In style and manner, the ink and watercolor creatures he paints have the warmth and character of Arnold Lobel’s Frog and Toad. Like Lobel’s good friends, Goat and Pig lead simple lives, but feel deeply for each other. In The Big Trip, adventurous Pig plans a trip while his friend Goat worries about the dangers, and in That’s What Friends are For, Goat imagines all the terrible things that could have made Pig cry. The relationships focus on things to which children can relate, but are never condescending or dismissive.
Reminiscent of detailed chaos of Richard Scarry, The Missing Chick follows a mother hen and her many neighbors looking high and low for her missing chick. Sharp little eyes will help them search. Like all of Gorbachev’s picture books, this one combines a nice old-fashioned look with a gentle humor that’s easy to share at bedtime.
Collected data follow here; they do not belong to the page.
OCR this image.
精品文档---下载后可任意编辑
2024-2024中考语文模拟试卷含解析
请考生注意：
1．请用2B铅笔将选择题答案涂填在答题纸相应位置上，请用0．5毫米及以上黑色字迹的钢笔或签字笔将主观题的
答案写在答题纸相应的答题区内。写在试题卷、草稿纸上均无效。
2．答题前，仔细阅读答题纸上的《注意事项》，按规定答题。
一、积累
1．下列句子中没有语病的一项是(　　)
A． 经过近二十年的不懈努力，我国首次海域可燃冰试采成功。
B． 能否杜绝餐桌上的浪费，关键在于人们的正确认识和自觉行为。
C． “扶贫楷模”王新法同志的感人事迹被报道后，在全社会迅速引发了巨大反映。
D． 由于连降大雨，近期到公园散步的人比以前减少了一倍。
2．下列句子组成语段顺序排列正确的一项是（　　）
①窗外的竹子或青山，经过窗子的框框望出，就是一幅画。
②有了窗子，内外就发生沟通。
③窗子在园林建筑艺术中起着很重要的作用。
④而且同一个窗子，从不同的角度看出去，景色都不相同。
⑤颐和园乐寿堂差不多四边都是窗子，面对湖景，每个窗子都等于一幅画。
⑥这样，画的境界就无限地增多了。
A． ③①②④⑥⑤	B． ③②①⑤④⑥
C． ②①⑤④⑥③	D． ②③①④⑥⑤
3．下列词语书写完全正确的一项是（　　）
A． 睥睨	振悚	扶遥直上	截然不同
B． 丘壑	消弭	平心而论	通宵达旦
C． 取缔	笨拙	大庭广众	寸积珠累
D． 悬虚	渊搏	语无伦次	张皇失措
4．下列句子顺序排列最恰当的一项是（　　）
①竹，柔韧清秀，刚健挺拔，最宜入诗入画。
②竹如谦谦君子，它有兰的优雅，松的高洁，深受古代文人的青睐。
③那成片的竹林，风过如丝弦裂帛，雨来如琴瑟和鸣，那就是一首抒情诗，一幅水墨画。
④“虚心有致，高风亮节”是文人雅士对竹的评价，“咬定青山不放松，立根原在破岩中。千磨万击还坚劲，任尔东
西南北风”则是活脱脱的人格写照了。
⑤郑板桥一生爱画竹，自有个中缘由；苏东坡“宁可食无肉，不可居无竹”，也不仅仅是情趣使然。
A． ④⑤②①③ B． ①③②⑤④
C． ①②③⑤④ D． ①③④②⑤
A perfect example of Gorbachev's connection to the world of children is Turtle's Penguin Day. After reading a book about penguins, Little Turtle transforms himself into a penguin for the day, crafting a costume out of a suit jacket, sharing penguin facts, and spreading penguin fever through his school--until he finds a new obsession. This gentle story is not the flashiest, but it speaks to the mind and heart of a preschooler perfectly.
OC Public Libraries owns almost 40 titles written or illustrated by Valeri Gorbachev – what’s your favorite?